Les fourneaux zahliotes de Jeanette Chawki au cœur de la « League of Kitchens » new-yorkaise

Cette Libanaise expatriée aux États-Unis partage ses recettes et sa culture à travers un groupe de femmes venues du monde entier, des ateliers de travail, des livres et des émissions télévisées.

Les fourneaux zahliotes de Jeanette Chawki au cœur de la « League of Kitchens » new-yorkaise

Jeanette derrière les fourneaux. Photo tirée du compte Instagram League of Kitchens

En s’installant aux États-Unis il y a de nombreuses années, la Coréenne Lisa Kyung Gross, en manque de repères, de saveurs authentiques et sans doute de souvenirs, a longtemps regretté de ne pas avoir conservé les recettes et techniques de cuisine de ses deux grands-mères. Tout comme toutes ces personnes venues des quatre coins du monde faire leur vie au pays de l’Oncle Sam. Comme Jeanette Chawki.

En 2014, Gross fonde à New York The League of Kitchens, avec une dream team composée de femmes de différentes origines, quatorze mères et grands-mères venues d’Indonésie, du Mexique, du Burkina Faso et… du Liban. Cette école de cuisine transculturelle, unique en son genre, a permis aux femmes immigrantes, durant ces dix années, de se transformer en cheffes qui enseignent leur expertise culinaire et leurs traditions respectives à travers des ateliers de cuisine, chez elles ou en ligne.
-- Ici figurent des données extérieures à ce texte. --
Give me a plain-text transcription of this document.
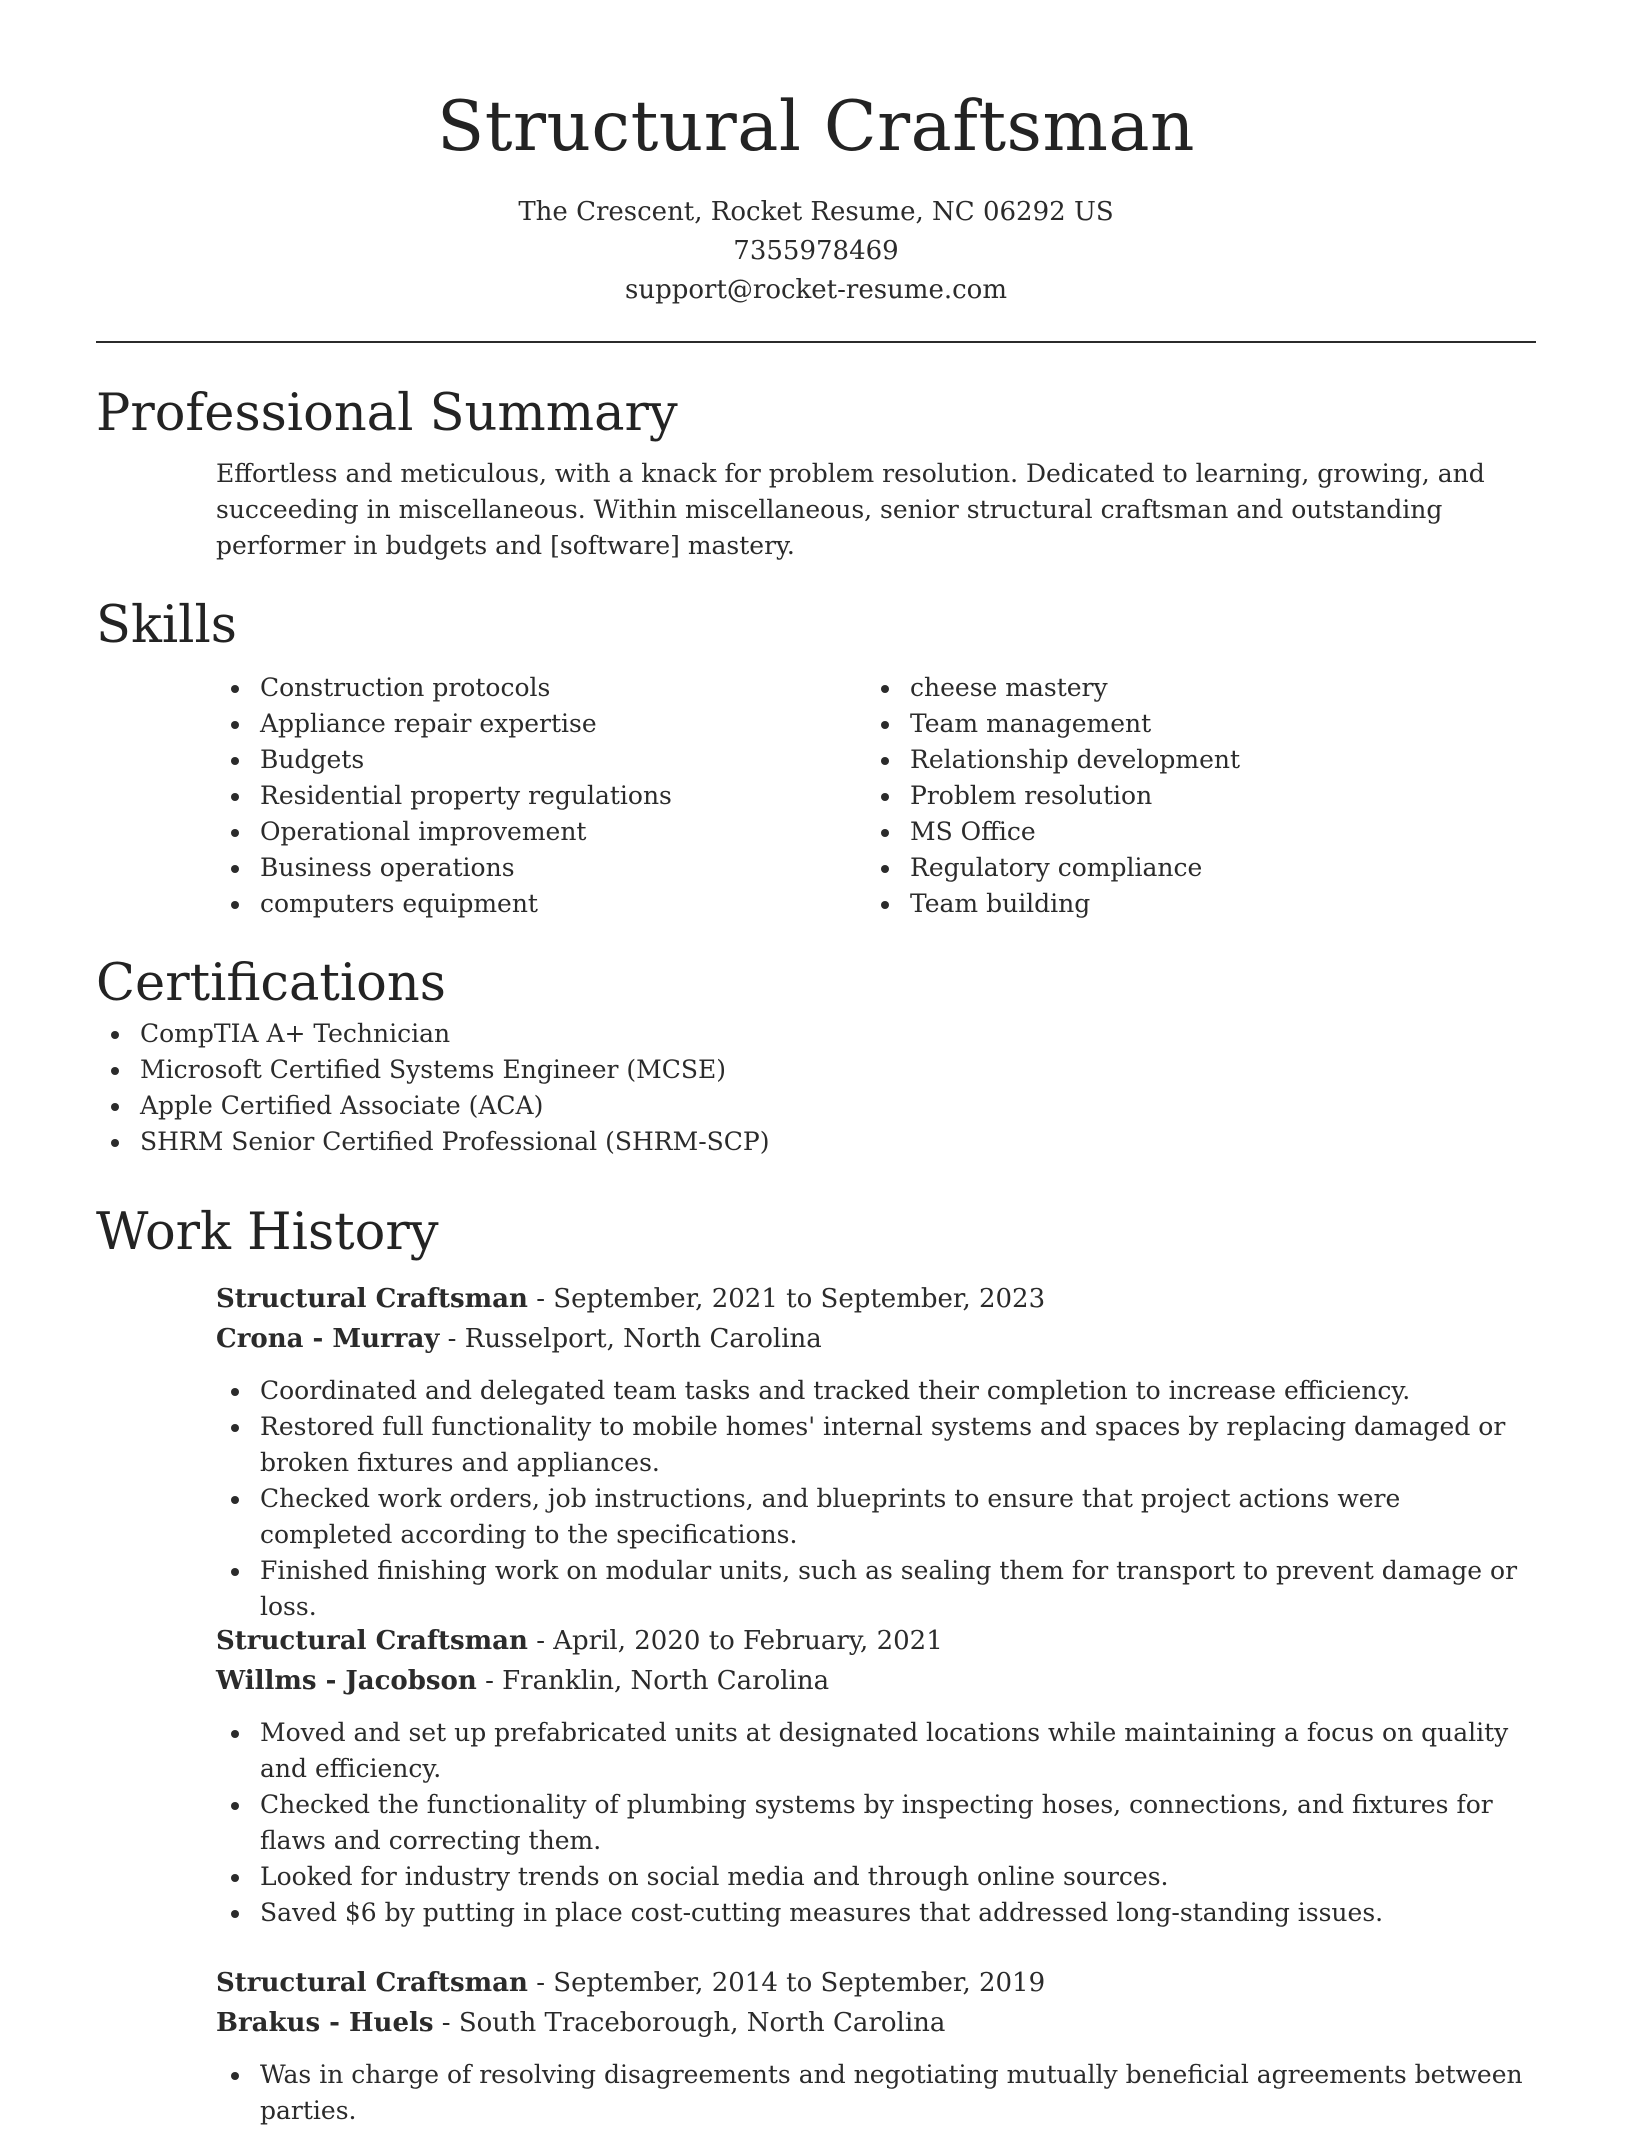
Structural Craftsman

The Crescent, Rocket Resume, NC 06292 US

7355978469

support@rocket-resume.com

Professional Summary

Effortless and meticulous, with a knack for problem resolution. Dedicated to learning, growing, and succeeding in miscellaneous. Within miscellaneous, senior structural craftsman and outstanding performer in budgets and [software] mastery.

Skills
Construction protocols
Appliance repair expertise
Budgets
Residential property regulations
Operational improvement
Business operations
computers equipment
cheese mastery
Team management
Relationship development
Problem resolution
MS Office
Regulatory compliance
Team building
Certifications
CompTIA A+ Technician
Microsoft Certified Systems Engineer (MCSE)
Apple Certified Associate (ACA)
SHRM Senior Certified Professional (SHRM-SCP)
Work History

Structural Craftsman - September, 2021 to September, 2023

Crona - Murray - Russelport, North Carolina

Coordinated and delegated team tasks and tracked their completion to increase efficiency.
Restored full functionality to mobile homes' internal systems and spaces by replacing damaged or broken fixtures and appliances.
Checked work orders, job instructions, and blueprints to ensure that project actions were completed according to the specifications.
Finished finishing work on modular units, such as sealing them for transport to prevent damage or loss.

Structural Craftsman - April, 2020 to February, 2021

Willms - Jacobson - Franklin, North Carolina

Moved and set up prefabricated units at designated locations while maintaining a focus on quality and efficiency.
Checked the functionality of plumbing systems by inspecting hoses, connections, and fixtures for flaws and correcting them.
Looked for industry trends on social media and through online sources.
Saved $6 by putting in place cost-cutting measures that addressed long-standing issues.

Structural Craftsman - September, 2014 to September, 2019

Brakus - Huels - South Traceborough, North Carolina

Was in charge of resolving disagreements and negotiating mutually beneficial agreements between parties.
Selon le site de The League of Kitchens, ces femmes transmettent, certes, leurs compétences et leurs recettes, mais surtout leurs secrets et leur amour de la cuisine et la culture de leur pays. Cette initiative a aujourd’hui porté ses fruits, avec la récente publication d’un très bel ouvrage intitulé The League of Kitchens Cookbook: brilliant tips, secret methods & favorite family recipes from around the world. « Pour tester mon idée, j’ai commencé par un petit projet pilote travaillé avec Jeanette, qui est originaire du Liban, et Asfari du Bangladesh, a confié Lisa. Toutes deux font encore partie de notre programme démarré en 2014. »
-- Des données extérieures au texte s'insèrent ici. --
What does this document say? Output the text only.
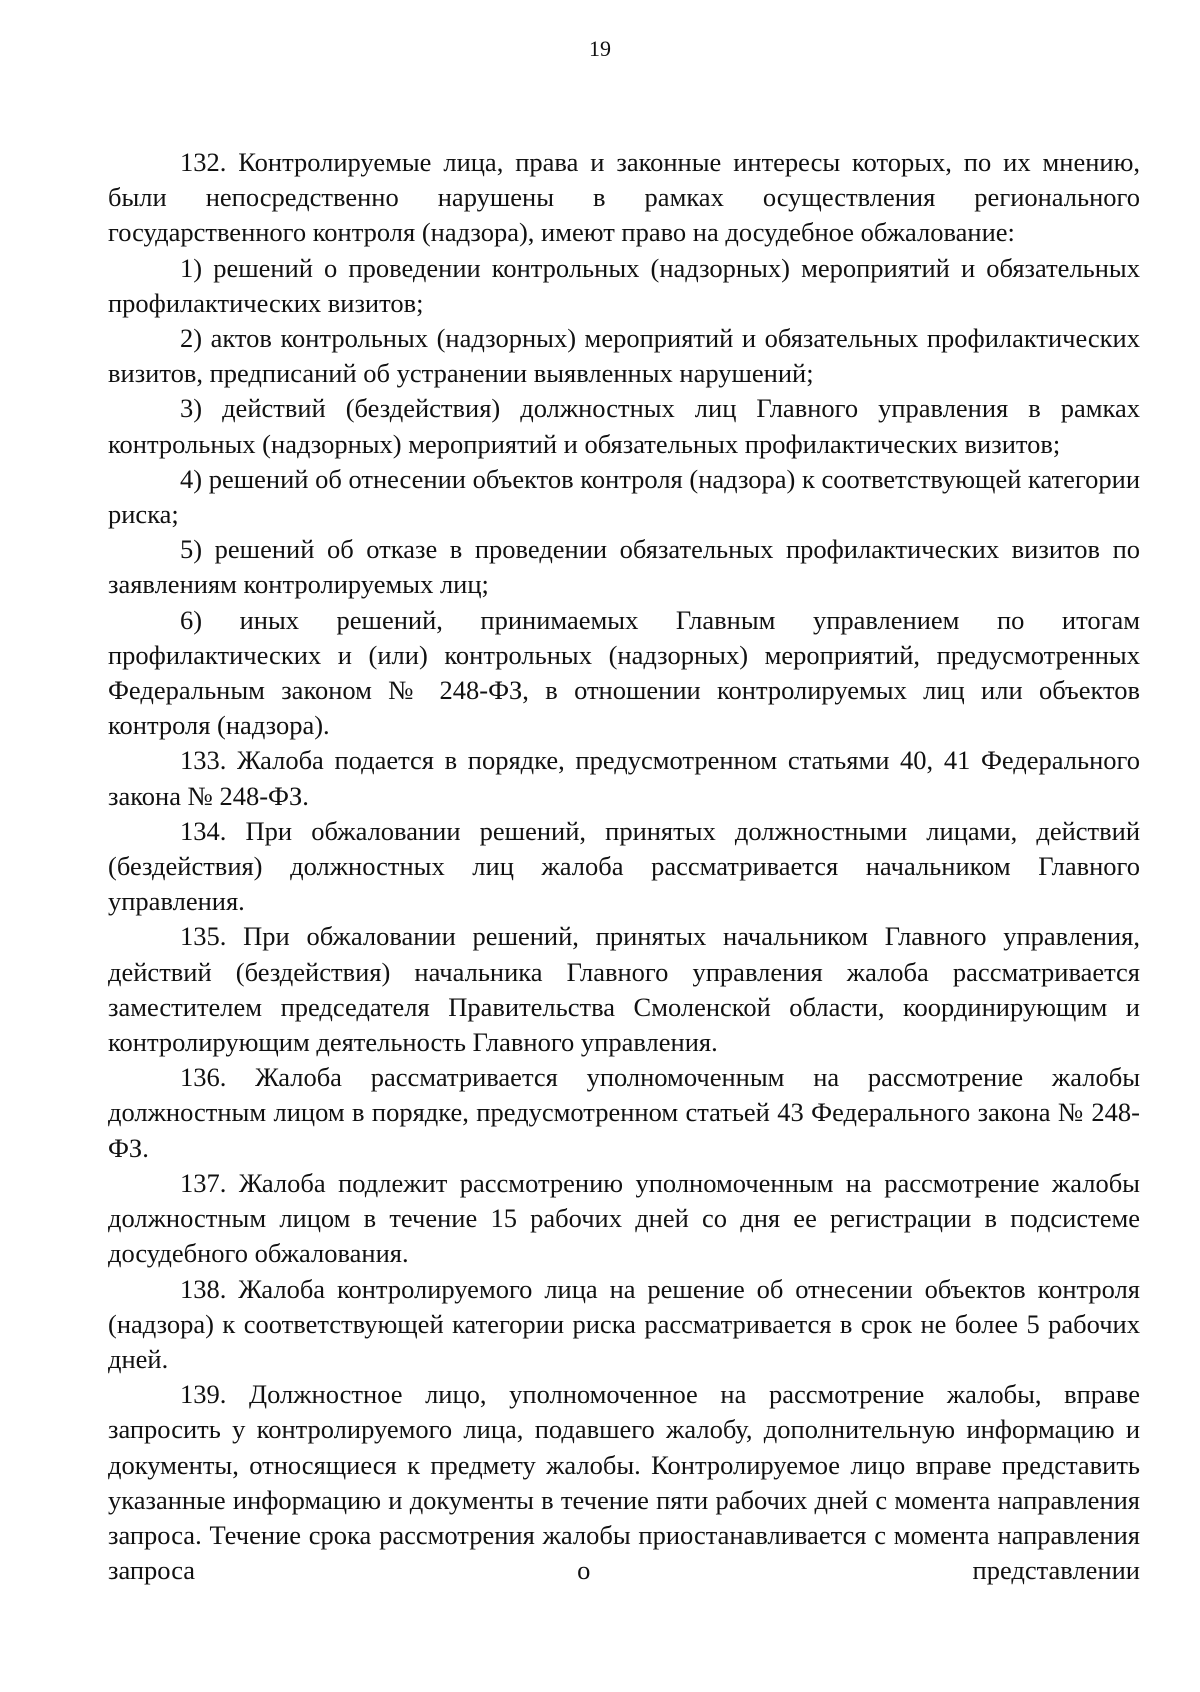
19

132. Контролируемые лица, права и законные интересы которых, по их мнению, были непосредственно нарушены в рамках осуществления регионального государственного контроля (надзора), имеют право на досудебное обжалование:

1) решений о проведении контрольных (надзорных) мероприятий и обязательных профилактических визитов;

2) актов контрольных (надзорных) мероприятий и обязательных профилактических визитов, предписаний об устранении выявленных нарушений;

3) действий (бездействия) должностных лиц Главного управления в рамках контрольных (надзорных) мероприятий и обязательных профилактических визитов;

4) решений об отнесении объектов контроля (надзора) к соответствующей категории риска;

5) решений об отказе в проведении обязательных профилактических визитов по заявлениям контролируемых лиц;

6) иных решений, принимаемых Главным управлением по итогам профилактических и (или) контрольных (надзорных) мероприятий, предусмотренных Федеральным законом № 248-ФЗ, в отношении контролируемых лиц или объектов контроля (надзора).

133. Жалоба подается в порядке, предусмотренном статьями 40, 41 Федерального закона № 248-ФЗ.

134. При обжаловании решений, принятых должностными лицами, действий (бездействия) должностных лиц жалоба рассматривается начальником Главного управления.

135. При обжаловании решений, принятых начальником Главного управления, действий (бездействия) начальника Главного управления жалоба рассматривается заместителем председателя Правительства Смоленской области, координирующим и контролирующим деятельность Главного управления.

136. Жалоба рассматривается уполномоченным на рассмотрение жалобы должностным лицом в порядке, предусмотренном статьей 43 Федерального закона № 248-ФЗ.

137. Жалоба подлежит рассмотрению уполномоченным на рассмотрение жалобы должностным лицом в течение 15 рабочих дней со дня ее регистрации в подсистеме досудебного обжалования.

138. Жалоба контролируемого лица на решение об отнесении объектов контроля (надзора) к соответствующей категории риска рассматривается в срок не более 5 рабочих дней.

139. Должностное лицо, уполномоченное на рассмотрение жалобы, вправе запросить у контролируемого лица, подавшего жалобу, дополнительную информацию и документы, относящиеся к предмету жалобы. Контролируемое лицо вправе представить указанные информацию и документы в течение пяти рабочих дней с момента направления запроса. Течение срока рассмотрения жалобы приостанавливается с момента направления запроса о представлении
Dans une conversation informelle, devenue amicale, avec Jeanette, qui a rapidement pris la forme d’une sobhié autour d’un café, comme elle l’a qualifiée, la Libanaise installée aux États-Unis depuis 2006 s’est écriée avec passion : « Le Liban c’est mon oxygène, ma thérapie. La joie de vivre des Libanais, malgré toutes les difficultés qu’endure le pays, est une belle leçon de vie qui n’existe nulle part ailleurs. Quand j’y reviens en visite et que l’on me dit : “On vient te chercher à l’aéroport”, je réponds : “Jamais ! Ici, je suis chez moi, je prends ma valise et je me déplace comme je veux”, pour bien sentir notre atmosphère. »

Un livre riche en recettes. Photo DR


Une « success-story » spontanée

L’histoire américaine de Jeanette Chawki est celle d’une réussite naturelle et inattendue. Rejoignant en 2006 son mari Chehadé Arnaout avec ses trois enfants, un talent culinaire familial et pas un mot d’anglais dans les bagages, la première chose qu’elle fait est de s’inscrire dans une école de langue anglaise. « Dans cette école, la tradition veut que l’on clôture l’année par un déjeuner composé de plats concoctés par chaque élève venu de différents horizons qui, comme moi, s’initiait à la langue locale. J’avais préparé un grand plat de feuilles de vignes farcies. » Lorsque la directrice demande : « Qui a fait cela ? » Jeanette pense au pire… « Puis, je la vois se diriger vers moi et me tendre une carte de visite, me précisant de contacter une compagnie de catering qui avait besoin d’une personne pour préparer des spécialités méditerranéennes. »

Jeanette Chawki s’exécute immédiatement et démarre ainsi une carrière dans la cuisine, forte d’une solide formation héritée de sa mère aux origines turques, de ses grands-parents, de son père agriculteur, Abdelahad-Dominique, et de sa tante. « Nous vivions tous dans une maison de deux étages, nos repas étaient partagés ensemble au quotidien, préparés par mes parents qui, en bons Zahliotes, avaient les meilleures recettes des plats du terroir. »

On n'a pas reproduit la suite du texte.